Sound of Metal was a tour de force of acting by Riz Ahmed and the first half was particularly interesting in his denial and fight against identifying with the deaf community, but the film then lost its way a little in the second half.

Billy Liar was every bit as funny, irreverant and poignant as I remembered it, with Tom Courtenay doing an excellent job of appearing at once infuriating and vulnerable.

It was the first time I watched Nightcrawler and I was chilled not just by the subject matter but by the charmingly psychopathic way in which Jake Gyllenhaal spouts inspirational slogans from self-help books – he is capitalism personified, the shameless go-getter we’ve been told the world (or is that just America?) needs.

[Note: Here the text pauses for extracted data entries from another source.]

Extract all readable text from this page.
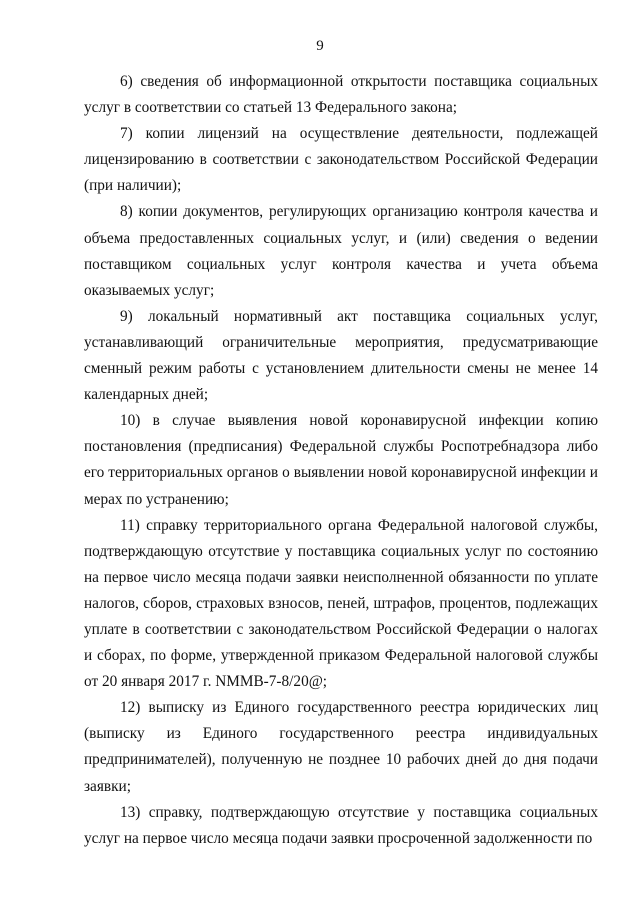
9

6) сведения об информационной открытости поставщика социальных услуг в соответствии со статьей 13 Федерального закона;

7) копии лицензий на осуществление деятельности, подлежащей лицензированию в соответствии с законодательством Российской Федерации (при наличии);

8) копии документов, регулирующих организацию контроля качества и объема предоставленных социальных услуг, и (или) сведения о ведении поставщиком социальных услуг контроля качества и учета объема оказываемых услуг;

9) локальный нормативный акт поставщика социальных услуг, устанавливающий ограничительные мероприятия, предусматривающие сменный режим работы с установлением длительности смены не менее 14 календарных дней;

10) в случае выявления новой коронавирусной инфекции копию постановления (предписания) Федеральной службы Роспотребнадзора либо его территориальных органов о выявлении новой коронавирусной инфекции и мерах по устранению;

11) справку территориального органа Федеральной налоговой службы, подтверждающую отсутствие у поставщика социальных услуг по состоянию на первое число месяца подачи заявки неисполненной обязанности по уплате налогов, сборов, страховых взносов, пеней, штрафов, процентов, подлежащих уплате в соответствии с законодательством Российской Федерации о налогах и сборах, по форме, утвержденной приказом Федеральной налоговой службы от 20 января 2017 г. NММВ-7-8/20@;

12) выписку из Единого государственного реестра юридических лиц (выписку из Единого государственного реестра индивидуальных предпринимателей), полученную не позднее 10 рабочих дней до дня подачи заявки;

13) справку, подтверждающую отсутствие у поставщика социальных услуг на первое число месяца подачи заявки просроченной задолженности по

Days of the Bagnold Summer was rather sweet and very relatable: a single mother having to spend the summer with her grumpy teenager, who had wanted to go and visit his remarried father in Florida. There was nothing grandiose or startling about the film, just a tender and very realistic observation of the mother/son relationship, which I am naturally rather partial to.

If you like sinister, not fully explainable TV series, then I can really recommend the Icelandic quasi-supernatural thriller Katla on Netflix. It has echoes of the French series The Returned, mixed with small-town Icelandic village feel of a Ragnar Jonasson novel The Katla volcano near the South Iceland settlement of Vik has been spewing ash for over a year and most of the inhabitants have been evacuated, but there are some foolhardy people who are staying on there. Then suddenly some strange clones or dead people reappear from underneath the glacier and turns their lives upside down. I found this far better paced and not as far-fetched or graphic as Fortitude. The characters are a lot more relatable and well acted throughout, although they might not have the big names of Fortitude. And the landscapes are just beautifully photographed throughout. You should also know that one of the writers on the show is none other than Icelandic writer Lilja Sigurðardóttir. I’m not a box set binging kind of person, but I watched all eight episodes in just 2-3 days (alongside the football matches).